Maya Hawke, who plays Robin Buckley, said the filming of the attack at the hospital as her favorite part of the season, citing the combination of a "big action sequence" that is also "brimming with emotional stakes". Levy referred to it as a "director's playground" that he found both "challenging and fun", with part of the scene being filmed as a oner to allow the audience to feel as though they were experiencing the danger alongside the characters. Caleb McLaughlin, who portrays Lucas Sinclair, also called it his "favorite week of filming", and felt that his character's determination to protect Max from the Demodogs is spurred by his failure to save her in the season four finale "Chapter Nine: The Piggyback". He also explained that Levy's direction brought out a "competitive spirit" in him that enabled him to spend several hours filming the scenes while carrying Sadie Sink in his arms. Several stunt performers were used as stand-ins for the Demodogs to help Levy and the actors visualize what was happening. Hawke called Karen's entrance "the perfect punctuation mark" to the scene, while Levy referred to it as a "cheer moment". Cara Buono, who plays Karen, expressed that she was "beyond excited" when she read the script and enjoyed the opportunity to "be part of the action" with the rest of the cast.

=== Music ===
The episode features "Running Up That Hill" by Kate Bush.
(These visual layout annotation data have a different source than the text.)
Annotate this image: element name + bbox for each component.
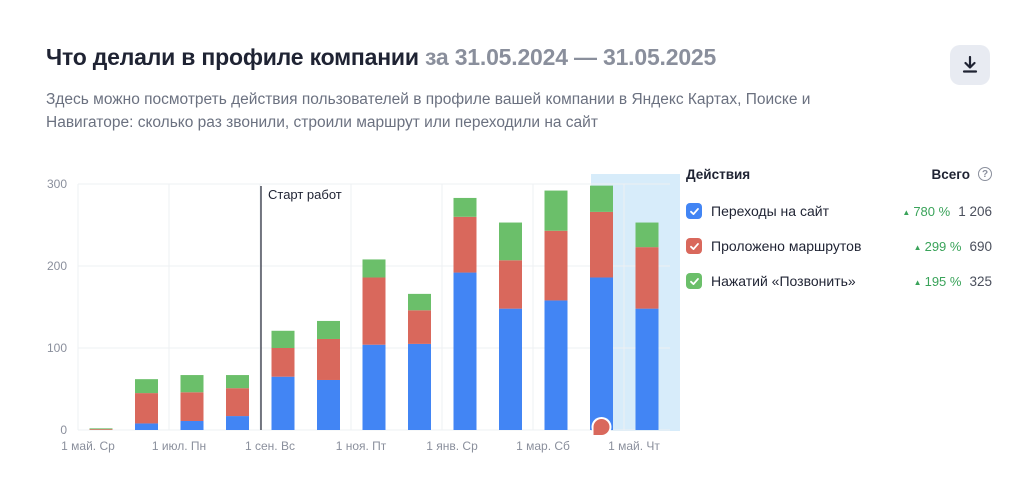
comment-marker-icon bbox=[593, 419, 610, 435]
check-icon bbox=[689, 207, 699, 215]
x-tick-label: 1 мар. Сб bbox=[516, 439, 570, 453]
bar-segment bbox=[453, 272, 477, 430]
legend-label: Нажатий «Позвонить» bbox=[711, 273, 856, 289]
checkbox-calls[interactable] bbox=[686, 273, 702, 289]
stacked-bar-chart: 0 100 200 300 Старт работ 1 май. Ср 1 июл. Пн 1… bbox=[47, 174, 680, 453]
legend-total-heading: Всего bbox=[931, 166, 970, 182]
x-tick-label: 1 ноя. Пт bbox=[336, 439, 387, 453]
check-icon bbox=[689, 277, 699, 285]
page-title: Что делали в профиле компании за 31.05.2… bbox=[46, 44, 716, 71]
bar-segment bbox=[271, 330, 295, 348]
bar-segment bbox=[362, 277, 386, 345]
x-tick-label: 1 янв. Ср bbox=[426, 439, 478, 453]
bar-segment bbox=[89, 429, 113, 430]
legend-item-calls[interactable]: Нажатий «Позвонить» ▲ 195 % 325 bbox=[686, 270, 992, 292]
checkbox-routes[interactable] bbox=[686, 238, 702, 254]
x-tick-label: 1 июл. Пн bbox=[152, 439, 206, 453]
bar-segment bbox=[226, 388, 249, 417]
legend-growth: ▲ 195 % bbox=[913, 273, 962, 289]
download-button[interactable] bbox=[950, 45, 990, 85]
growth-up-icon: ▲ bbox=[902, 207, 911, 217]
bar-segment bbox=[544, 300, 568, 430]
bar-segment bbox=[362, 344, 386, 430]
legend-growth: ▲ 780 % bbox=[902, 203, 951, 219]
bar-segment bbox=[317, 338, 340, 380]
bar-segment bbox=[499, 222, 522, 261]
y-tick-label: 300 bbox=[47, 177, 67, 191]
y-tick-label: 0 bbox=[60, 423, 67, 437]
bar-segment bbox=[408, 310, 431, 344]
bar-segment bbox=[590, 211, 613, 278]
legend-panel: Действия Всего ? Переходы на сайт ▲ 780 %… bbox=[686, 164, 992, 289]
bar-segment bbox=[317, 379, 340, 430]
y-tick-label: 100 bbox=[47, 341, 67, 355]
legend-label: Переходы на сайт bbox=[711, 203, 829, 219]
bar-segment bbox=[499, 308, 522, 430]
bar-segment bbox=[408, 343, 431, 430]
bar-segment bbox=[180, 420, 204, 430]
bar-segment bbox=[89, 428, 113, 430]
bar-segment bbox=[135, 423, 158, 430]
page-subtitle: Здесь можно посмотреть действия пользова… bbox=[46, 91, 811, 131]
bar-segment bbox=[135, 393, 158, 424]
x-tick-label: 1 май. Чт bbox=[608, 439, 660, 453]
x-tick-label: 1 сен. Вс bbox=[245, 439, 295, 453]
bar-segment bbox=[635, 308, 659, 430]
growth-up-icon: ▲ bbox=[913, 277, 922, 287]
checkbox-site-visits[interactable] bbox=[686, 203, 702, 219]
bar-segment bbox=[499, 260, 522, 309]
bar-segment bbox=[180, 375, 204, 393]
bar-segment bbox=[408, 293, 431, 311]
legend-item-routes[interactable]: Проложено маршрутов ▲ 299 % 690 bbox=[686, 235, 992, 257]
legend-item-site-visits[interactable]: Переходы на сайт ▲ 780 % 1 206 bbox=[686, 200, 992, 222]
bar-segment bbox=[362, 259, 386, 278]
bar-segment bbox=[317, 320, 340, 339]
x-tick-label: 1 май. Ср bbox=[61, 439, 115, 453]
bar-segment bbox=[453, 216, 477, 273]
title-date-range: за 31.05.2024 — 31.05.2025 bbox=[425, 44, 717, 70]
bar-segment bbox=[180, 392, 204, 421]
bar-segment bbox=[544, 190, 568, 231]
check-icon bbox=[689, 242, 699, 250]
title-main: Что делали в профиле компании bbox=[46, 44, 419, 70]
bar-segment bbox=[226, 416, 249, 430]
legend-label: Проложено маршрутов bbox=[711, 238, 862, 254]
bar-segment bbox=[453, 197, 477, 217]
legend-total: 325 bbox=[969, 273, 992, 289]
y-tick-label: 200 bbox=[47, 259, 67, 273]
bar-segment bbox=[544, 230, 568, 301]
download-icon bbox=[962, 56, 978, 73]
legend-total: 690 bbox=[969, 238, 992, 254]
bar-segment bbox=[226, 375, 249, 389]
bar-segment bbox=[590, 185, 613, 212]
bar-segment bbox=[635, 247, 659, 309]
bar-segment bbox=[271, 376, 295, 430]
bar-segment bbox=[635, 222, 659, 248]
legend-growth: ▲ 299 % bbox=[913, 238, 962, 254]
growth-up-icon: ▲ bbox=[913, 242, 922, 252]
bar-segment bbox=[271, 348, 295, 377]
legend-total: 1 206 bbox=[958, 203, 992, 219]
legend-header: Действия Всего ? bbox=[686, 164, 992, 184]
legend-total-heading-wrap: Всего ? bbox=[932, 167, 992, 182]
help-icon[interactable]: ? bbox=[978, 167, 992, 181]
bar-segment bbox=[590, 277, 613, 430]
annotation-label: Старт работ bbox=[268, 187, 342, 202]
bar-segment bbox=[135, 379, 158, 394]
actions-chart: 0 100 200 300 Старт работ 1 май. Ср 1 июл. Пн 1… bbox=[0, 160, 680, 460]
legend-actions-heading: Действия bbox=[686, 166, 751, 182]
Levy realized that the episode's use of a red void while featuring Max is a direct callback to the season four episode "Chapter Four: Dear Billy", and thus opted to reprise the orchestral version of "Running Up That Hill" from that episode to connect those moments thematically.

== Release ==
"Escape from Camazotz" was released on December 25, 2025, on Netflix, alongside the two other episodes comprising Stranger Things season 5 volume 2.

== Reception ==
In a positive review, Tara Bennett of IGN praised the strength of the writing despite the heavy amount of exposition in the episode, stating, "all the praise to writer Kate Trefry for packing a tremendous amount of science talk into this segment while parceling it out in ways that make it understandable for all the Steve Harringtons in the house." She also lauded the performance of Nell Fisher as Holly, declaring her a "charming addition to the line-up so late in the game" and noting that she "holds her own in every emotional scene" with Sadie Sink and "does the character work needed to invest the audience in her plight". Samathan Nelson of Polygon praised the Nancy and Jonathan scenes, writing that they resolved the love triangle between Nancy, Jonathan, and Steve in "a deeply satisfying way that bucks clichés to give every character what they need". She also called "Escape from Camazotz" the "strongest episode of the season’s volume 2 episode drop" for taking the time to resolve the relationship dynamics between the characters.